If Twin Peaks is a place both wonderful and strange, than Secret Life The Remix is a book both terrible and strange. That's basically all I've got.

As a side note, Jeff VanderMeer makes me very nervous as an author too, but for different reasons. The remix of his short story collection makes it clear to me that he is the sort of author who is dangerous not for his politics but for his content. His ability to create a world and whisk it away in the very next sentences, leaving you wondering what the hell just happened to you, is well-honed and sharp. That's scary. God knows what he might do in meatspace. I am excited but also very nervous about reading his other books.

Also, why the hell is the hardcover edition of this book still in print but not the paperback? Quite aside from ruining my professor's week, it is strange that the older edition is available and the newer one not.

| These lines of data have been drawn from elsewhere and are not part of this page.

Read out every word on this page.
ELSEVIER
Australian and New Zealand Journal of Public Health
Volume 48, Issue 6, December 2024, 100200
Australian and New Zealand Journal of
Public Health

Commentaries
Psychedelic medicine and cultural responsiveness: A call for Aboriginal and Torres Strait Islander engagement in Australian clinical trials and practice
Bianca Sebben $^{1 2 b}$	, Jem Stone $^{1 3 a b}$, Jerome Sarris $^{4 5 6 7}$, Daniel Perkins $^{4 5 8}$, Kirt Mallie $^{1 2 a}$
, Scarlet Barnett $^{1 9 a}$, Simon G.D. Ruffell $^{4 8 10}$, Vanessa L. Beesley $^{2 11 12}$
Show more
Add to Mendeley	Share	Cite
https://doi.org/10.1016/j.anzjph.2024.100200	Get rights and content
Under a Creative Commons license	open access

I picked this edition up on accident, bought it second-hand on Amazon.
Profile Image for Brian.
797 reviews28 followers
June 8, 2009
i dont like this book right now. i am laboring through it. i "finished" it today. really i skipped the last few stories, because it was so bad. it might have been okay if the stories were organized. as it was, the stories were all broken up and randomly placed around the book. so you would read a few pages of one story and then switch to a different story that you had been reading 50 pages ago. it was annoying and really hurt being able to get into any story of the book.

the few that were all together were pretty bad. the story i did like was "the vine" and i read all of those "chapters" and skipped the rest at the end.
Profile Image for Lane.
112 reviews3 followers
March 13, 2008
I keep telling myself I'm gonna finish at least one of my current books before I start another one, but a box full of signed books from Jeff Vandermeer showed on my doorstep yesterday. Oh well, I'm just reading short stories and non-fiction right now; its not like I'm stopping in the middle of a novel.
Profile Image for Pearse Anderson.
Author 7 books33 followers
February 14, 2016
I read the remixed version. Soothing, powerful short stories. Some made me cry. The overgrown bureaucracy interludes throughout the collection tied it together and kept me going. Some stories I wasn't the biggest fan of, but everything else was great. I dunno what else to say.
Profile Image for Dan.
36 reviews1 follower
July 13, 2008
Largely a book of juvenilia. Probably more of interest to the super-hard-core fan or someone writing a thesis on the author.